8- İhanet

2.2K 96 15
                                    

(Multimedia'da Suyla'nın gifini göreceksiniz. Bölüm Şarkısı: Cem Özkan - Olmayacak Bir Hayal.)

-8-

Elimdeki pasta kutusunun düşme sesini duyan Burak hızlı bir şekilde gözlerini ovuşturdu. Normalde uykusunun ağır olduğunu sanıyordum ancak öyle değilmiş demek ki. Burak'ın gözleri üzerimde gezinirken, sesli bir küfür savurdu. Sol gözümden bir damla yaş akarken, yutkundum. Gördüğüm manzara hiç iç açıcı bir cinsten değildi. Burak ve Deniz... Aynı yataktalardı. Ve üstlerinde sadece bir örtü vardı.

Gözlerimi hızla kırpıştırırken, Burak, “Suyla. Bak...” diye başlamıştı bile. Bileğime astığım hediye poşetini yere fırlattım. Onu dinlemek istemiyordum. Onun sesini bile duymak istemiyordum. Koşarcasına yürümeye başladım. Oradan uzaklaşmak istiyordum. Hemde bir an önce.

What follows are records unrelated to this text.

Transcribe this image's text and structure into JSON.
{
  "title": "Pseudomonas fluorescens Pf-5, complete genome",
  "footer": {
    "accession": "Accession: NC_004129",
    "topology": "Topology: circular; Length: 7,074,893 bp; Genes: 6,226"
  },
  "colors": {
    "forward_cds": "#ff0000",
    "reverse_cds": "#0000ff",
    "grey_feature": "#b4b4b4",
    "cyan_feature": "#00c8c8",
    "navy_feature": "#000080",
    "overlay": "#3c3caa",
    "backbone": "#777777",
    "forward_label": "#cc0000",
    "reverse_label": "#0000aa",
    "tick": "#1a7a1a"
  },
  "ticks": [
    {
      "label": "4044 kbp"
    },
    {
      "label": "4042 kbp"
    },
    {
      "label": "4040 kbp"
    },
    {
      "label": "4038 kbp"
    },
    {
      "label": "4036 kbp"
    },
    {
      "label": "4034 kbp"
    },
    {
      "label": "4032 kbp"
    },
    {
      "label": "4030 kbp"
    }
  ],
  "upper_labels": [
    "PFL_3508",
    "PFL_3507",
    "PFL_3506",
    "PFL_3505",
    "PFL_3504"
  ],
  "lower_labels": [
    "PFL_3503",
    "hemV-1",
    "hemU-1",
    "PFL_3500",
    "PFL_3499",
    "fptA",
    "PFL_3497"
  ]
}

Evden çıktığımda koşmaya başladım. Koştum. Sadece koştum. Ciğerlerim bana ihanet ederek nefes almamı zorlaştırıyordu. Ama durmadım. Gözyaşlarım tarafından ikinci ihaneti de yemiştim. Akmaları umurumda bile değildi. Sahile ulaştığımda kayalıklara oturdum. Bağıra bağıra ağlıyordum. Sanki etim çekiliyormuş gibi. Tabii ki de dikkat çekiyordum. İnsanların bakışlarını umursamamaya çalışarak ağlamama devam ettim.

Daha biz çıkmaya başlayalı üç gün bile olmamışken... Ben bunu hak edecek ne yapmıştım ki! Ben... İnanmıştım ona. Sevmiştim onu. Onunda beni sevdiğini sanıyordum. Ben... Bu ihaneti hak etmemiştim. Hem de Deniz ile aldatmasını hiç hak etmemiştim. Sonuçta yeni tanışsak bile arkadaşımdı. Deniz'e güveniyordum. Benim Burak'a deli gibi aşık olduğumu bilen sayılı kişilerden biriydi o.

Düşündükçe beynimi patlacağımı anladığımda oturduğum yerden kalktım. Elimle arkamı süpürdüm. Bir anda yola fırladığımda, beyaz bir araba korna çaldı. Duramasaydı ölecektim belki de. Bu bile umurumda değildi. Hiçbir şey olmamış gibi, sanki az önce bana araba çarpmayacakmış gibi, karşı şeride geçtim. Bir taksiyi durdurup evimin adresini verdim. Taksi durduğunda parayı ödeyip indim. Bahçe kapısını kapattım. Her zaman evime ilk girdiğim an mutlu olurdum. Yani o görüntü beni rahatlatırdı. Ama şuan pek işe yaradığı söylenemezdi.

Kapıyı kapattığım gibi koşarak odama çıktım. Direkt yatağa atladım. Yüzüstü yatağımda ağlıyordum. Gözümü açsam da kapatsam da hep onu görüyordum. Gözümü kapattığımda onunla ilk karşılaşmamı hatırladım.

“Sen... Ödevimi mahvettin!”

O kadar sinirliydim ki gözlerimin titrediğini hisseder gibi olmuştum.Başımı kaldırmamla birlikte onu görmem bir olmuştu. O, her ne kadar hoşlandığım çocuk olsa da onun karşısında güçlü ve sinirli durmalıydım. Ellerim titriyordu. Buna engel olup güçlü görünmeliydim. Burak, beni hiç umursamadan konuştu. “Aslında bakarsan sen hızlı koşuyordun ve önüne bakmıyordun.”

“Öyle mi? Tamam benim hızlı koşmam yanlış fakat senin bir kahve bardağına bile sahip çıkamaman ne kadar doğru?”

İğrenç bir şekilde sırıtmaya başladı. “Sahip çıkmam gereken daha farklı şeyler var.” dedi fesatça.

Kafamı sallayarak kurtulmaya çalıştım. Bir türlü kurtulamıyordum ki.

Burak, bir anda kahkaha atmaya başladı. Ben, hemen kesmesini beklerken daha da çok şiddetlendiriyordu. “Se-Sen meyve suyu mu içiyorsun?”

Gülüşü, kulaklarımda yankılanırken, onlara acımıştım. Böğürmüştü resmen kulağımın dibinde pislik. O nasıl bir gülüşse artık. Beni de hırslandırmıştı. Birazdan olacaklardan sorumlu değildim.